ライブハウス白鯨だったと思いますが、ライブの準備の最中にコズミンが杖をついてやってくるシーンがありました。全員揃っていたと思いますのでどういう経緯だったんでしょう。
こういうところがお座なりになっていますので映画に集中できません(そういう映画ではない?)。
コズミンの病状がどんどん悪くなっていき病床に横たわるシーンが2、3シーンあったと思います。
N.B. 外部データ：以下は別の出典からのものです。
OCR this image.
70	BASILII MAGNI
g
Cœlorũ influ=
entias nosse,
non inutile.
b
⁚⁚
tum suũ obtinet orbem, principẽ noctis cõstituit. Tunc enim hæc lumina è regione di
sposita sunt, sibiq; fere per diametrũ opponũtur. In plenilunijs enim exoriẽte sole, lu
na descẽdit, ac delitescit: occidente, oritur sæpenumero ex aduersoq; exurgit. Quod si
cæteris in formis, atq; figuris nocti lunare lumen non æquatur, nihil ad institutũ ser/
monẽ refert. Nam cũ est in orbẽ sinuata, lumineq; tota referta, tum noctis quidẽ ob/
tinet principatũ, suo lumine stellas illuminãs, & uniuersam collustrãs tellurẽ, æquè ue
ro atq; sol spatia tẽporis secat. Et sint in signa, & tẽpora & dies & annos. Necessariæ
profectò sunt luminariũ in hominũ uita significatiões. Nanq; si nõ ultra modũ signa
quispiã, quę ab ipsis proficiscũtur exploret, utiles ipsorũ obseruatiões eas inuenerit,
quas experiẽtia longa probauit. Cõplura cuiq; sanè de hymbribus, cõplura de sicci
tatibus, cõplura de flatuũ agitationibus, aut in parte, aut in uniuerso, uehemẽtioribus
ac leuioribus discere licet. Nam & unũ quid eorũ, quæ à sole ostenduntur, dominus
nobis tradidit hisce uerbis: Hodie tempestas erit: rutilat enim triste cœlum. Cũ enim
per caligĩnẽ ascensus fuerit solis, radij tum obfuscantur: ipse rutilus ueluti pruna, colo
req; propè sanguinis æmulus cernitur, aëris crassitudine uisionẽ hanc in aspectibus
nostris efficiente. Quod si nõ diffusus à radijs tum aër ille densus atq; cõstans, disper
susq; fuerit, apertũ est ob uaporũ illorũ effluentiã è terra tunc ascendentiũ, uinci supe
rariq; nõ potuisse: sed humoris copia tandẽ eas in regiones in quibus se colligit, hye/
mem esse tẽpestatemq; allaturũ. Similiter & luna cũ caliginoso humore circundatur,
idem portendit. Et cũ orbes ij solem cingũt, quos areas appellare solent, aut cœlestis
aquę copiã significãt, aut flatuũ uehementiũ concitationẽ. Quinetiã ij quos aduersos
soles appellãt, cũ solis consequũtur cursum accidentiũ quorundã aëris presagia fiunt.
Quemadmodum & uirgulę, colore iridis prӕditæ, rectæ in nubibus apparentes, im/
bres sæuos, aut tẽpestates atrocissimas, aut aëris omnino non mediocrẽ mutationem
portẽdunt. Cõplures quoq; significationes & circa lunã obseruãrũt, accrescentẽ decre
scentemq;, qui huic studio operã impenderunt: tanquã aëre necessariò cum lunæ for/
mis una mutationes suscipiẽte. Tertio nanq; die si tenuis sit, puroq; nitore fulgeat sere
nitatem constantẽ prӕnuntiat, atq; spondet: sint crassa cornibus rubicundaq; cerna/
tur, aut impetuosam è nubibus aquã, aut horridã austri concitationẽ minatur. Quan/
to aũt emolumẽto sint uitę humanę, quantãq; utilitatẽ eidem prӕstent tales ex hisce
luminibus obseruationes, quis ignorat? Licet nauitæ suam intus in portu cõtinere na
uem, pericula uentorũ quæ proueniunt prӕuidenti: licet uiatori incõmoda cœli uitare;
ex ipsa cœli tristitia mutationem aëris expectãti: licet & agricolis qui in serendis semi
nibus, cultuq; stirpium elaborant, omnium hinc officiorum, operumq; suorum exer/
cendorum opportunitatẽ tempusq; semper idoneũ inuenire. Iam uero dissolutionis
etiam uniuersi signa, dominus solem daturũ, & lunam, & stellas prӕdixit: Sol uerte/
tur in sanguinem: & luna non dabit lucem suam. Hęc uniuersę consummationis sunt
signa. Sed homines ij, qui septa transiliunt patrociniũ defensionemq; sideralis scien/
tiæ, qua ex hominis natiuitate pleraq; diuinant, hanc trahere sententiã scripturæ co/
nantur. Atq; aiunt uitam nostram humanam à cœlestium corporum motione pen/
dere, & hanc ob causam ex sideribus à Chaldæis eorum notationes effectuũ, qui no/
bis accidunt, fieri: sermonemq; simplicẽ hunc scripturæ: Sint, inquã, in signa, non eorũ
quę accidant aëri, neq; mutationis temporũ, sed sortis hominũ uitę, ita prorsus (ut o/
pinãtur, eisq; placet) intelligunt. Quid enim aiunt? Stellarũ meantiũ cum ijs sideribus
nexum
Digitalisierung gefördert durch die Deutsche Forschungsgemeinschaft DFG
そして亡くなります。
そしてラストは劔とコズミンの亡霊が出会い、(どんな会話であったか記憶はありませんが)楽しかったなあだったか、今が一番楽しいだったか、そんなことを言いながら映画は終わります。
何をやろうとしたんだろう
アイドルオタク(文化)無関心アンド無知の者の意見として言えば、この映画を見てもアイドルオタクとはなんなのかはわかりませんし、そこにどんな魅力があるかも全く感じれません。
映画としてもメリハリを欠いていますし、内輪受けっぽさが濃厚でどんな客層に何を見せようとしたのかもはっきりしません。
率直に言えば、脚本も、演出も、そしてキャスティングもあまりよくありません。
そう言えば、客はそれほど入っていたわけではありませんが何組か女性複数人で見に来ている人たちがいました。彼女たちも元(今?)ハロプロオタクということなんでしょうか。
モー娘。ファンには女性が多いと聞いたことがあります。